INTERVIEW: Ales Kot & Riley Rossmo on Cultivating WILD CHILDREN

It’s not so uncommon for children to revolt. Often, though, it’s a question of the animals taking over the zoo. Revolution for revolution’s sake, nothing more than mindless coup and a headline on the evening news. In Wild Children, forthcoming from Image Comics, the youth in revolt aren’t just in it for revenge or flashbomb glory. These kids want to change minds. On levels both philosophical and chemical.

i.e. Shit’s about to get real weird, real quick.

Here’s how Image describes it:

Guns. Acid. Cameras. School. Wild Children.

Written by Ales Kot (Batman) and drawn by a long-standing Image creator Riley Rossmo (Cowboy Ninja Viking, Dark Wolverine, Debris), WILD CHILDREN, a new graphic novella from Image Comics in July, explores an explosive high school hostage situation that threatens to unfold its own reality like a cheap origami.

The subject of school shootings behind the controversial Hellblazer: Shoot by Warren Ellis and Phil Jimenez merges with Grant Morrison’s and Philip Bond’s themes of teenage revolt in Kill Your Boyfriend, delivering a unique story of magic, passion and disinformation.

We spoke to writer Ales Kot and artist Riley Rossmo about youth in revolt, the method behind the madness, and their own permanent records.


iFanboy: Who are these Wild Children? Were they raised by wolves? Is this a Jungle Book thing?

Ales Kot: Wild Children are simple two-dimensional constructs. They’re so annoyed with the current state of the education industry that they don’t have the time to become more defined. They’re young and all about their agenda. Five kids that might just be smarter than their teachers.

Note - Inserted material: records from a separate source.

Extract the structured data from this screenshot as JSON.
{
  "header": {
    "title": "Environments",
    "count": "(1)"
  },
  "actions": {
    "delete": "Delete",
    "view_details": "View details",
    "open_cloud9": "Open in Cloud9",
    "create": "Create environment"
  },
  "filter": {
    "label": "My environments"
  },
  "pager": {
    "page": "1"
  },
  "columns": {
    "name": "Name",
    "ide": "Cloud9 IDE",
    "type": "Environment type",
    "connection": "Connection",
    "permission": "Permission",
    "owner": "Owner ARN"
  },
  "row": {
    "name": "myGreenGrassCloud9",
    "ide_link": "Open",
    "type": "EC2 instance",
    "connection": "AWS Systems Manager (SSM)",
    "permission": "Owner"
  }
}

‘Wild Children’ is not a Jungle Book thing and they weren’t raised by wolves, but there are some connections between the two – for example, some of the rules we impose on ourselves often clash with our deeper feelings and ideas. Also, Rudyard Kipling’s notion that “Words are, of course, the most powerful drug used by mankind.” is, at least as far as I’m concerned, true.

And since I’m on a quoting roll, McNulty from ‘The Wire‘, also known as the most impressive TV show in the known universe, said this thing – “They can chew you up, but they gotta spit you out.” Wild Children are tired of waiting to be spat out, so they go deeper instead, tickling the education industry’s trachea, waiting for the gag reflex.

iFanboy: What do they want? Do they all want the same thing?

A.K.:

Saying anything more than that would spoil the surprise.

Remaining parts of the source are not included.